If this first issue of the Lee/Johns Justice League is meant to be the mission statement for the new DCU, I think it’s clear what direction DC wants to take it’s super hero line… Image Comics circa 1993.

Jim Lee is always going to evoke the style of the nineties in his art… but I was surprised at how chaotic and awkward his storytelling was in this issue. The transitions from panel to panel felt awkward, a lot of panels felt cluttered and claustrophobic and a lot of Jim Lee’s choices emphasized flash over substance.

In terms of the writing, Geoff Johns was given a very difficult task. He has to engage and hook a completely new audience, while at the same time servicing a presumptively skeptical existing audience. And I think that Johns has gotten himself stuck between those two goals. When the dialog isn’t carry the heavy weight of exposition, it’s annoucing character traits at a full pitch volume.
BATMAN:”I’M METHODICAL!”
GREEN LANTERN:”I’M ARROGANT!
BATMAN: “I LIKE SHADOWS!”
GREEN LANTERN: “I LIKE LIGHT!”

We’re told everything, never shown it.

And as for the plot, there wasn’t really that much of it. Batman chases a nondescript monster, Green Lantern joins him, the monster kills himself “for Darkseid,” Vic Stone has daddy issues and Superman shows up at the end. For all the flash bang of the action scenes… the entire thing felt fluffy and insubstantial.

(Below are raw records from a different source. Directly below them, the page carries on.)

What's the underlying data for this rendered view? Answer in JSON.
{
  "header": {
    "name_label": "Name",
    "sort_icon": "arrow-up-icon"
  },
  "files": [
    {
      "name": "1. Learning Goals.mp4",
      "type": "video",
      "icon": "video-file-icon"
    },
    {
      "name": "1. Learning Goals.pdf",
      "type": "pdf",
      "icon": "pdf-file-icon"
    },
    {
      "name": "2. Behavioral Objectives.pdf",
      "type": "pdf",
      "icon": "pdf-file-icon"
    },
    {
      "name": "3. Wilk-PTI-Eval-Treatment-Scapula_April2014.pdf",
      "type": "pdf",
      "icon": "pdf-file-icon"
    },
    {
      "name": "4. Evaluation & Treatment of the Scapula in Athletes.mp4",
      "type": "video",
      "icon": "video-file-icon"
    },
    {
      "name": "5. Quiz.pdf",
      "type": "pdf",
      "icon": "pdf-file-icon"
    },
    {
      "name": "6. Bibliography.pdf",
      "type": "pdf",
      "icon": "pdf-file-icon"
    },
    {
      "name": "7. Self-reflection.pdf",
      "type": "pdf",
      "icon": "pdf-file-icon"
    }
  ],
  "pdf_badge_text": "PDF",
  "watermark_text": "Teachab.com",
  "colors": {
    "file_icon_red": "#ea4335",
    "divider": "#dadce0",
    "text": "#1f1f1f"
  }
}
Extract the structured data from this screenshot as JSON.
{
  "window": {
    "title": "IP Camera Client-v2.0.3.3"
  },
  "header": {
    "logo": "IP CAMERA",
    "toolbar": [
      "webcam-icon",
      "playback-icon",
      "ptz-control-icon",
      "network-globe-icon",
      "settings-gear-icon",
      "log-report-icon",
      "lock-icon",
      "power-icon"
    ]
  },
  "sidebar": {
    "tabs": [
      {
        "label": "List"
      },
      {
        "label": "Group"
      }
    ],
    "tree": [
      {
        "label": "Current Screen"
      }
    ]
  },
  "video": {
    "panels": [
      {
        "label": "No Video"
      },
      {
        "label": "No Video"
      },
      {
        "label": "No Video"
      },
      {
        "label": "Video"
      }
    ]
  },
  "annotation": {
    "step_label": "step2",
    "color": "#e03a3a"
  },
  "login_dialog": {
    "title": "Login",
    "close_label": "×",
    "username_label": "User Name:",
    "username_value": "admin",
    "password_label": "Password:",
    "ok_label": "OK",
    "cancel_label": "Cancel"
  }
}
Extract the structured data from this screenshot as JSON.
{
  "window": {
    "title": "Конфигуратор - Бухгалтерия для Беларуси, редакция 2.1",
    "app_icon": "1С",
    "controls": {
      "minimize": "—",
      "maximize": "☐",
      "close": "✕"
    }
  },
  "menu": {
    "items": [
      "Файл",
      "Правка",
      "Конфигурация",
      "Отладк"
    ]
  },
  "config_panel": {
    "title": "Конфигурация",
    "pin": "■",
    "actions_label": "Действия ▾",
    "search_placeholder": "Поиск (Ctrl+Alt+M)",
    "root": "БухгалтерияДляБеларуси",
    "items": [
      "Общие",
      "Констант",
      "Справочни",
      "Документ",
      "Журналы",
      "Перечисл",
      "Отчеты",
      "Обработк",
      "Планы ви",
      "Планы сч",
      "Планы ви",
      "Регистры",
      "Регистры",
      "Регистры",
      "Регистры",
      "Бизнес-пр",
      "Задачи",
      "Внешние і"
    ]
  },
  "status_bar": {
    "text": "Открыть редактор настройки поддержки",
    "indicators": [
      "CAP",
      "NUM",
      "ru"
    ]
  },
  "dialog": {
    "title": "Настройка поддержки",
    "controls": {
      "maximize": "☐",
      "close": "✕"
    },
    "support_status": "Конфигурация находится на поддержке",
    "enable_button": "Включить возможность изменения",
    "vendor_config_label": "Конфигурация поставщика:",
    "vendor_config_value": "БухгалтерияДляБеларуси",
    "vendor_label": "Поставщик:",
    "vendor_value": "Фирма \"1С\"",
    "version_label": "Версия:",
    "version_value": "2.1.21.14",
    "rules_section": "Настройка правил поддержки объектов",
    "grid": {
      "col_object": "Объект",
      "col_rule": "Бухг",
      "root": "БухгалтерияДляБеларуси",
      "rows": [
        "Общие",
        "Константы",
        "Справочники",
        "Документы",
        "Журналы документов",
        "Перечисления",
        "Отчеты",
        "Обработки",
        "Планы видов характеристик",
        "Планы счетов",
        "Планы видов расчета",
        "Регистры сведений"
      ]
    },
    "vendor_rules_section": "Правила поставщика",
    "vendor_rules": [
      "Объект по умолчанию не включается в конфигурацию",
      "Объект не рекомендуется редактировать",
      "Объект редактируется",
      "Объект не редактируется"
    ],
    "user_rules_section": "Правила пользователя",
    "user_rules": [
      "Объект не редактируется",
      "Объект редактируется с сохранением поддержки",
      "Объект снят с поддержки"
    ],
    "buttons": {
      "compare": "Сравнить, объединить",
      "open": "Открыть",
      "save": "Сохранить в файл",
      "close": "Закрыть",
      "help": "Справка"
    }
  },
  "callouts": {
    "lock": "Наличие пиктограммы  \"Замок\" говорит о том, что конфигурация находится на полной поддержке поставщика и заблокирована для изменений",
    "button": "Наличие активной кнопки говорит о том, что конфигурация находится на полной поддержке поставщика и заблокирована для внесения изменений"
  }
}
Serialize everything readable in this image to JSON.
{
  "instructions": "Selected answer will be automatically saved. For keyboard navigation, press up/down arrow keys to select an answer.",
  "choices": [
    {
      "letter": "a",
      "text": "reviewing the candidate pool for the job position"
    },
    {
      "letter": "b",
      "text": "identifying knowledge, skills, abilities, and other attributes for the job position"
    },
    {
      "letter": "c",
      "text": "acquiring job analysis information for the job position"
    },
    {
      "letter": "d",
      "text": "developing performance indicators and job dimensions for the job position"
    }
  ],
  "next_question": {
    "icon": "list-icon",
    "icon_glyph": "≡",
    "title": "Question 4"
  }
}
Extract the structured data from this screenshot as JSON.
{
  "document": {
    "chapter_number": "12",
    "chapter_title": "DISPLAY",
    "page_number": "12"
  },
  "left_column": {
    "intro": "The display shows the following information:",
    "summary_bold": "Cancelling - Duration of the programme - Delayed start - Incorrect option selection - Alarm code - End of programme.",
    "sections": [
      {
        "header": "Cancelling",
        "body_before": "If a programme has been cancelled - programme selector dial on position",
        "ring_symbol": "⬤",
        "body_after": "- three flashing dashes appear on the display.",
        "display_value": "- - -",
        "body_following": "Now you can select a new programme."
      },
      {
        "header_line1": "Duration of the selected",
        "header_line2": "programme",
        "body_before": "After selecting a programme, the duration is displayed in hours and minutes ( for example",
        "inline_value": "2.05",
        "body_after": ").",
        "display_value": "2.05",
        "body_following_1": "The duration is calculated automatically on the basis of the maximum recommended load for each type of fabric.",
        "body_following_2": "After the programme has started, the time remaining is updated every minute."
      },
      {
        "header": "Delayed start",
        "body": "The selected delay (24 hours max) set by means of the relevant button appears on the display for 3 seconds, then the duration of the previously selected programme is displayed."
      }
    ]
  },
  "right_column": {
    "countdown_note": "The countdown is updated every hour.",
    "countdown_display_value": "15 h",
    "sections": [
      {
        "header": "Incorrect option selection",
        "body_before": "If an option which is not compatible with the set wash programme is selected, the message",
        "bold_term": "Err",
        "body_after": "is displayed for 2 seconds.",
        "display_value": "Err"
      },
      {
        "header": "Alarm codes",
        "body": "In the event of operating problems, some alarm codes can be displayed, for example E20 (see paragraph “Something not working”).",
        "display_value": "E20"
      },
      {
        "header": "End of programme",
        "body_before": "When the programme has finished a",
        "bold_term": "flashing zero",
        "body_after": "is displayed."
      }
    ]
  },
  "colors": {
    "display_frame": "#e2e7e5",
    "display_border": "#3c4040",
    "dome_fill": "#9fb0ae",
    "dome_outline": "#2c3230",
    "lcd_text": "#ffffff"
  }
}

In other words it was written just like an issue of WildC.A.T.S. or Cyber Force back in the day.

Story: 2 - Average
Art: 3 - Good

Comments

  1. yerp!

  2. this contains spoilers. thanks a lot, fucker!

  3. This is what I was afraid of. I could see a comic like this bringing in a lot of new readers . . . if the calendar said 1992.

    And no offense to other reviewers, but if this comic only gets 4s (or a 3.9 overall) on iFanboy, where things tend to get the most positive spin possible, you know the product isn’t as great as it pretty much HAD to be in order to achieve the success they wanted.

  4. I disagree there was only telling and no showing. I think that was a knee-jerk criticism. The rest of the review seems genuine though. In fact we are shown the tension between the characters quite effectively. For instance, Batman handles the police by shooting a cloud of smoke at them, thereby hiding himself. Green Lantern does everything opposite. He builds a huge conspicuous fire truck to smash an alien and flies a construct jet plane low to the ground over a populated area. The dialog between GL and Bats you may have construed as being “telling, not showing” was entirely believable. I think there is more subtlety to this issue than you give it credit for.